If your audience is liberal but intelligent, the best "con" argument would point out the most serious flaws in the bill from a liberal perspective. For example:
(1) For any treatment or procedure deemed "preventative", the PPACA pays 100% of the costs, with no deductible or co-pay, even if the patient chooses name-brand drugs when generics are available. This is simply pork for the drug companies (and most likely was their price for supporting the bill).
(2) For almost all middle-class Americans, the plan continues the current absurd system of forcing employers to insure their workers. This is how most Americans today are insured, and it makes no sense: it's a mandate that everyone agrees hurts job-creators and increases unemployment.
(3) Illegal immigrants are forbidden from buying health insurance from the new Exchanges, even if they pay out of their own pockets.
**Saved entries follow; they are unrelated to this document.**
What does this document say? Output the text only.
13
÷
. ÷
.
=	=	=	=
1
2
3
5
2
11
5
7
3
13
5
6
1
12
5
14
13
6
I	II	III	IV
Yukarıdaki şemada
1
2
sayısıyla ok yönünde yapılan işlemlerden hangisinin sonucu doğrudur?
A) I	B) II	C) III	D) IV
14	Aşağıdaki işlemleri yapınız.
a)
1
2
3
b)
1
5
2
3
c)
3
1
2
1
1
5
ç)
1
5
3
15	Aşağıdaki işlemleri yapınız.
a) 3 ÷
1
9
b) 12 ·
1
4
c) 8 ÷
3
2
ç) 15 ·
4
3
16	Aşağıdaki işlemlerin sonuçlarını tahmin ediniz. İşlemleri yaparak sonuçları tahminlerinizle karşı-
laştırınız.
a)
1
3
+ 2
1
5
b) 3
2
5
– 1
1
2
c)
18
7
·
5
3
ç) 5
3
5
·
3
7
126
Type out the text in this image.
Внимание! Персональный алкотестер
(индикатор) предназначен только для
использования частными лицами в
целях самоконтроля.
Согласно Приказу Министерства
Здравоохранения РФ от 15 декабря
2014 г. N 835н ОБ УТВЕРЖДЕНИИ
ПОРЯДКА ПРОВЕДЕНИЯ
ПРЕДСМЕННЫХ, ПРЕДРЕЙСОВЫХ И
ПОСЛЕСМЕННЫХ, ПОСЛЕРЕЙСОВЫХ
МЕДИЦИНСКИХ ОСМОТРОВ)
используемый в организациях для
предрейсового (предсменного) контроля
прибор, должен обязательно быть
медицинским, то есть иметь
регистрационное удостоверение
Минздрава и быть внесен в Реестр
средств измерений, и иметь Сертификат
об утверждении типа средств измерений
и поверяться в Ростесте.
Since many companies that pay low wages are moving to the Walmart part-time model to avoid paying for insurance, the number of uninsured illegal aliens will increase under this bill.
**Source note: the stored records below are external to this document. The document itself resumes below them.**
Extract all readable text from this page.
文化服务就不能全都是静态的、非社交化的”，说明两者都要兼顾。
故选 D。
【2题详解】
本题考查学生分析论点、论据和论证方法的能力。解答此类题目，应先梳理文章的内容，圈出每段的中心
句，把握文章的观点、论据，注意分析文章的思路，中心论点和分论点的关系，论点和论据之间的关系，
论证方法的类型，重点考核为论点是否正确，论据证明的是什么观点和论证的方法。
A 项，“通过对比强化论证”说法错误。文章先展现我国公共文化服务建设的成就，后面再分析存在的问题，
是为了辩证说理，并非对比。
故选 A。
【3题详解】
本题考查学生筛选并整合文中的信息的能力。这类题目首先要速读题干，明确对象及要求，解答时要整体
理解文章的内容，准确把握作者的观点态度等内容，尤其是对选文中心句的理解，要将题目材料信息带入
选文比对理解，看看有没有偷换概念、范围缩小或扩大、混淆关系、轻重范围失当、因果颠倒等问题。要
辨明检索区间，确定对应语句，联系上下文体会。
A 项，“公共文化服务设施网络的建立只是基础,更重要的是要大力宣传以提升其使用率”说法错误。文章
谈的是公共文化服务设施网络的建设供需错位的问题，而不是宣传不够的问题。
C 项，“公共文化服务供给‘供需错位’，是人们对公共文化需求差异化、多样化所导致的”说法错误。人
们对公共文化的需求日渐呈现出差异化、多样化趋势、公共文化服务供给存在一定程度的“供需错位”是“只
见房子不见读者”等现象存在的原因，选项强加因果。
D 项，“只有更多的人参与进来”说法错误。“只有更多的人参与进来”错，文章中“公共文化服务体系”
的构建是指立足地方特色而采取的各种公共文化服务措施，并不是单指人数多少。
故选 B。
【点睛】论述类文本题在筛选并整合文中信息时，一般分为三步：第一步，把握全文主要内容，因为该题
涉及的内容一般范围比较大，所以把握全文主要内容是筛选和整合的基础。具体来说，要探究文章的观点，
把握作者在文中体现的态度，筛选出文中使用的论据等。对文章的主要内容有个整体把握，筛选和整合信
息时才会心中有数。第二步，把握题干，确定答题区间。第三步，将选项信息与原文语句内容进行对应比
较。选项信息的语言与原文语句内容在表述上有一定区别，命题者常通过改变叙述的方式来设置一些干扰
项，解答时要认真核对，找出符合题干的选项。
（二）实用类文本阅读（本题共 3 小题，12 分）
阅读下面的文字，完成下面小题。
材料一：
And if the liberal audience is politically savvy, they will realize that assuming the PPACA is not repealed in 2013, it will remain a law on the books but will also remain a controversial target. (Our government will run a deficit for the next decade -- nobody can doubt that -- and if the PPACA is not repealed, the Republicans will blame the deficit on Obama for the foreseeable future.) That means that the PPACA and its unpopularity makes it impossible that these flaws will be fixed, or that a single-payer plan will ever be instituted.
One more:
(4) So far, 1,200 waivers from the law have been granted by the HHS Secretary.
If the law is bad, everyone should get a waiver. If the law is good, nobody should get a waiver. But under this system, whomever the HHS likes gets a waiver.
Defenders of Obamacare need to believe that giving the HHS Secretary this much power is good, even though many future HHS Secretaries will be Republicans.